Sonraki gün bir süre düşündükten sonra kaybedecek zamanım olmadığına karar verdim ve Deniz’i aradım. Bana verdiği güzel enerji sayesinde artık içimde küçük umut tohumları yeşermişti. Böyle bir enerjiye, böyle bir insana hayatımda çok ihtiyacım vardı. O gün beni çağırdığı eski temalı, çok tatlı küçük bir kafede buluştuk. Bu buluşma son buluşmamız olmadı. Her günümüz beraber geçmeye, bir düzineyi aşan fotoğrafımız olmaya ve tonlarca anımız olmaya başladı. Bu çok güzeldi. Bu çok özeldi. Deniz’i gerçekten seviyordum. Çok kısa bir zamanda hayatımın önemli bir noktasına yerleşmişti ve hayatımdan çıkmasını hiç istemiyordum. Hayallerime olan bağım onunla beraber daha da güçlenmişti. Artık önemli olan şey o kaçırdığım telafi sınavı değildi, o şansı tekrar elde edebilecek olma ihtimalimdi.

Yeniden bir şans elde edebilmek için sınırlarımı zorladım. Çabaladım, gece gündüz hiç durmadan çabaladım ve bu Deniz sayesindeydi. Ona hayallerimi gerçekleştirmek için çok çabaladığımı hiç söylemedim çünkü başardığımı ,sadece başardığımı, göstermek istedim. Nitekim başardım. Çabalarım sonuç vermişti ve artık hayallerimin peşinden İsviçre’ye gitmem için hiçbir engel kalmamıştı. Hemen yarına iki uçak bileti aldım ve Deniz’i çağırdım. Telefonlarıma cevap vermedi. Nasıl olsa akşam eve gelecek diye düşünürken eve de gelmedi o gün boyunca.Benim için çok zordu ama gitmek zorundaydım. Deniz’e haber verememiş olmak,

aslında onunla beraber gitmeyi planlamış olduğumu bilemiyor oluşu çok can yakıcıydı. Bir mektup yazdım, her şeyi açıkladım. Mektubu ve onun için aldığım uçak biletini masanın üzerine Deniz’in bunları acilen görmesini umarak bıraktıktan sonra evden çıktım. Bekledim, onu hava alanında saatlerce bekledim. Sürekli aradım, onu yanımda istedim ama ulaşamadım. Uçaktan indiğimde ondan gelen mesajın “Özür dilerim bana ulaşamadın, ama şimdi senin yanına geliyorum.” olmasını çok isterdim fakat aldığım mesaj “Üzgünüm, hayatından çıkıyorum.” oldu.

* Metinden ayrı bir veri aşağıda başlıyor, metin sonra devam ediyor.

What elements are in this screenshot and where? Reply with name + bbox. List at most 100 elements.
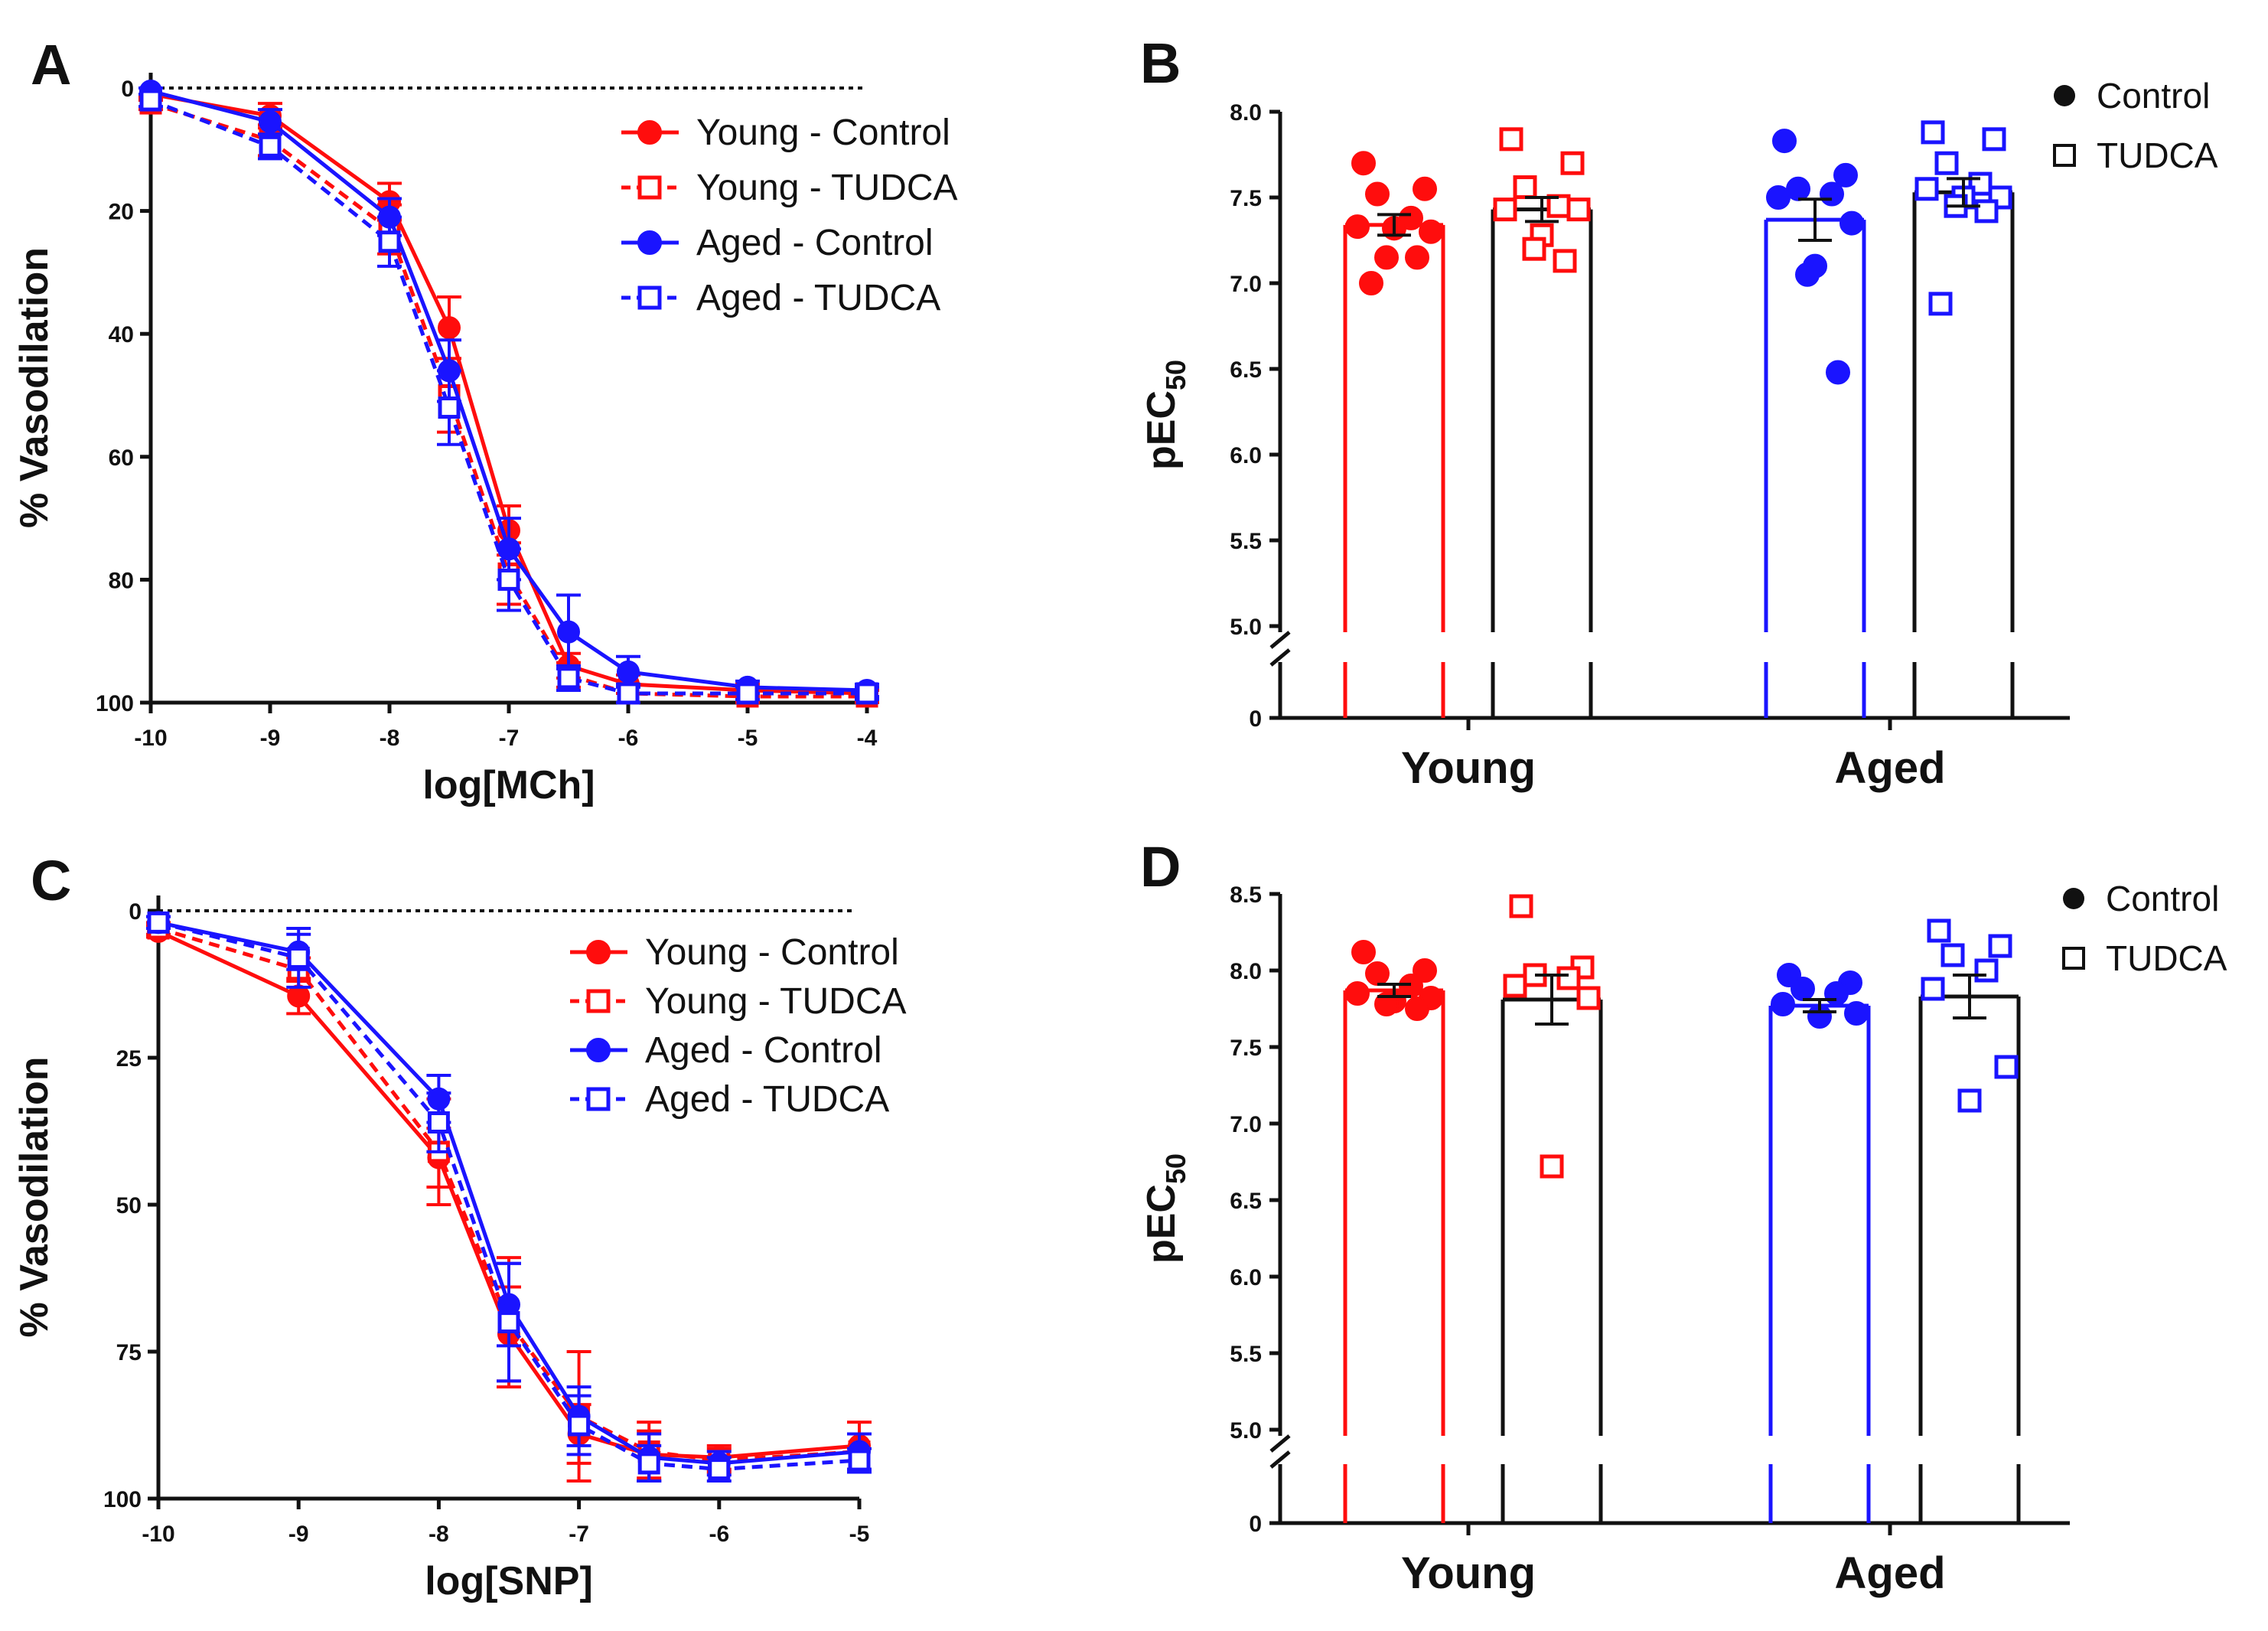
- panel-a-x-axis-title: log[MCh]: [422, 763, 595, 807]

İsviçre’ye geldiğim zamanın üzerinden iki yıl geçti. Hayallerimin peşinden buraya geldim evet ama hiç mutlu olamadım. İki yıl öncesini hep özledim. İnsanları özledim, Ülkemi özledim, En önemlisi Deniz’i özledim. Sanırım bir şeyin kıymeti, o şeyin yokluğunun çokluğu ile artıyormuş. Ne azsa o kıymetliymiş, ne uzaksa onu ararmış insan.